Behind the news: Neural networks are increasingly common in the edit suite.
- Director Peter Jackson used neural networks to isolate dialogue in footage of the Beatles for his 2021 documentary Get Back.
- In the 2021 biopic Roadrunner, filmmaker Morgan Neville synthesized the voice of the deceased celebrity chef Anthony Bourdain. The generated voice recited quotations from emails the chef wrote before his death.
- The English-language release of the 2020 Polish film Mistrz (The Champion) used a neural network from Tel Aviv-based Adapt Entertainment to adjust actors’ lips to dubbed audio.

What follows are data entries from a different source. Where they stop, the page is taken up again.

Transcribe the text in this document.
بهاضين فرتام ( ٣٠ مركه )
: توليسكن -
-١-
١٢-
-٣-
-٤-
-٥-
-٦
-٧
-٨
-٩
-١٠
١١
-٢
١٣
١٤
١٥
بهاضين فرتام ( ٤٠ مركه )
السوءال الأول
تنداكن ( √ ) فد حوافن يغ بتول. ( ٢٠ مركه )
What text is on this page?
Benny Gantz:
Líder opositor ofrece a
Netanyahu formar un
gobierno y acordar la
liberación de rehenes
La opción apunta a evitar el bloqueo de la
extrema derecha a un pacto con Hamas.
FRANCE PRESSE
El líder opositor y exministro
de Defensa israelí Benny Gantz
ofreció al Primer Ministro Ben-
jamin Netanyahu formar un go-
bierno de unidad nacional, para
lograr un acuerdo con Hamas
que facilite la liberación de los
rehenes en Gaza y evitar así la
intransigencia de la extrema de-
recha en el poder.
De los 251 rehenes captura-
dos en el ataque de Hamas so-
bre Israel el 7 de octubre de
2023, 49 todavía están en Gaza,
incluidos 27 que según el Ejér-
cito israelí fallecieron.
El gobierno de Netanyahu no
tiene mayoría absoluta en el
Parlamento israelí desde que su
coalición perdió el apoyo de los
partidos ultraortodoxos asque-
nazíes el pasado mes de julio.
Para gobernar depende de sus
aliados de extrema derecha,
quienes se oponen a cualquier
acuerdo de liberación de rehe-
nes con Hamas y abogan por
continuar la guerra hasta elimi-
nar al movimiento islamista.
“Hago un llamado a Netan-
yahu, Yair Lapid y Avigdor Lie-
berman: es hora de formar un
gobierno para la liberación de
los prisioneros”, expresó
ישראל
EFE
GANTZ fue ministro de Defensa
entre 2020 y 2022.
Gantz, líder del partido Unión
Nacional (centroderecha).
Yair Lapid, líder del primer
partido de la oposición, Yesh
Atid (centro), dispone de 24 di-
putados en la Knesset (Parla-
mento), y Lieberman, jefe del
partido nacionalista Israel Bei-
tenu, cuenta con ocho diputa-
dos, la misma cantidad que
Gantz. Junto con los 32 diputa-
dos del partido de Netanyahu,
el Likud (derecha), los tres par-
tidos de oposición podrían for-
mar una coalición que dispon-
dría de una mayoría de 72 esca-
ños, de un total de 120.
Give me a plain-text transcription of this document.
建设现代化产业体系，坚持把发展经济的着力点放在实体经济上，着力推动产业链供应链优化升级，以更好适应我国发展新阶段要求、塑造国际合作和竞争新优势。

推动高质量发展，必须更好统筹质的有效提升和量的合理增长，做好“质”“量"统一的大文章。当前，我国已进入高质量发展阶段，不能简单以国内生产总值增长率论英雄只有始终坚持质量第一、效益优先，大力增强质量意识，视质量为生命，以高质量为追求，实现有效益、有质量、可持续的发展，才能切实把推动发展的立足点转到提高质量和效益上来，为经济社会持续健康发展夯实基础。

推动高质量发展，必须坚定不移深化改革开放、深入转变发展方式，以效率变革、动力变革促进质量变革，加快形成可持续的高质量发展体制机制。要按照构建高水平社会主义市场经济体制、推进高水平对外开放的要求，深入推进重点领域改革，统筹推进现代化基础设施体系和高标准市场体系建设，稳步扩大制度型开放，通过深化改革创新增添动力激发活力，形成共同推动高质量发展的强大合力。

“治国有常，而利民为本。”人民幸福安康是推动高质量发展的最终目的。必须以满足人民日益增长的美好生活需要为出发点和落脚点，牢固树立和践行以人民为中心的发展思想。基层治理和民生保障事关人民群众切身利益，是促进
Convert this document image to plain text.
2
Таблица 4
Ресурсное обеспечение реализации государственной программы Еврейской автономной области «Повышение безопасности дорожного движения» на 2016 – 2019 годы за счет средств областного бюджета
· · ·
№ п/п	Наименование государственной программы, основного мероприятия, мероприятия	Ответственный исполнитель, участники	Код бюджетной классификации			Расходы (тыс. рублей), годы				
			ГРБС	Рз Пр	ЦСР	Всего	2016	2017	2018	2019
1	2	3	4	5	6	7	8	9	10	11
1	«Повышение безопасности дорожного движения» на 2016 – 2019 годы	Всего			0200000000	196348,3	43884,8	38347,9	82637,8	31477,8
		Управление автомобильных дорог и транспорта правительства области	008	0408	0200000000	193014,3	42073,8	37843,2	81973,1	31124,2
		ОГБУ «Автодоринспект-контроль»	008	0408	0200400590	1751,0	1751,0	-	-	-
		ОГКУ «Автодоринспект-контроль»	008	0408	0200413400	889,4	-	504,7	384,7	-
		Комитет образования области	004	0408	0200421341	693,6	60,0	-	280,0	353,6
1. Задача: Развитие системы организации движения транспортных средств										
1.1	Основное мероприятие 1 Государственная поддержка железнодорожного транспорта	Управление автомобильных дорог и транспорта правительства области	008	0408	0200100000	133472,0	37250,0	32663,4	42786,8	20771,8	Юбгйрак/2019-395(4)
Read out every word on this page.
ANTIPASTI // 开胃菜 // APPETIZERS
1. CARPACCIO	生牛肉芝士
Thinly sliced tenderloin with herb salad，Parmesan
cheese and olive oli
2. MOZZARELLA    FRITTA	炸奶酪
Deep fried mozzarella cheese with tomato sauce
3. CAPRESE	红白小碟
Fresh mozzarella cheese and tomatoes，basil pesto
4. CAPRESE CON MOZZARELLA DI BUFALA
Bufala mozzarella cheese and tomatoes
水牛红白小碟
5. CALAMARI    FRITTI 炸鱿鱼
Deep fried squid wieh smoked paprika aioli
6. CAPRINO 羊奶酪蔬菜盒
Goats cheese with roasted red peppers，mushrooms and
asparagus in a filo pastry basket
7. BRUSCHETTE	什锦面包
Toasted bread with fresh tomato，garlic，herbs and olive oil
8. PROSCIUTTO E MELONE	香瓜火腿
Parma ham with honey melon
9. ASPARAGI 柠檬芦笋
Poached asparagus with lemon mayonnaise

Why it matters: Fall’s distributor Lionsgate determined that the movie would make more money if it was aimed at a younger audience. However, reshooting the offending scenes might have taken months and cost millions of dollars. AI offered a relatively affordable solution.
We’re thinking: The global popularity of shows like Squid Game, in which the original dialog is Korean, and La Casa de Papel, in which the actors speak Spanish, suggest that dialog replacement could be a blockbuster AI application.
Ensemble Models Simplified
Why build an ensemble of models when you can average their weights?
What’s new: A model whose weights were the mean of an ensemble of fine-tuned models performed as well as the ensemble and better than its best-performing constituent. Mitchell Wortsman led colleagues at University of Washington, Tel Aviv University, Columbia University, Google, and Meta to build this so-called model soup.
Key insight: When fine-tuning a given architecture, it’s common to try many combinations of hyperparameters, collect the resulting models into an ensemble, and combine their results by, say, voting or taking an average. However, the computation and memory requirements increase with each model in the ensemble. Averaging the fine-tuned weights might achieve similar performance without the need to run several models at inference.
How it works: The authors investigated model soups based on 72 pre-trained CLIP models that were fine-tuned on ImageNet.
- The authors fine-tuned the models by varying hyperparameters including data augmentations, learning rates, lengths of training, label smoothing (which tempers a model’s response to noisy labels by adding noise), and weight decay (which helps models generalize by encouraging weights to be closer to zero during training).
- They sorted the fine-tuned models according to their accuracy on the validation set.
- Starting with the best-performing model, they averaged its weights with those of the next-best performer. If performance improved, they kept the averaged weights; otherwise, they kept the previous weights. They repeated this process for all fine-tuned models.
Results: The authors’ model achieved 81.03 percent accuracy on ImageNet, while an ensemble of the 72 fine-tuned models achieved 81.19 percent and the single best-performing model achieved 80.38 percent. Testing the ability to generalize to a number of shifted distributions of ImageNet, the authors’ model achieved 50.75 percent average accuracy, the ensemble 50.77 percent, and the best model 47.83 percent.
Why it matters: When training models, it’s common to discard weaker models or build an ensemble. The model-soup method puts that effort into better performance without costing computation or memory at inference.
We're thinking: Averaging weights across various numbers of training steps increased performance in prior work. It's good to find that this method extends to different training runs.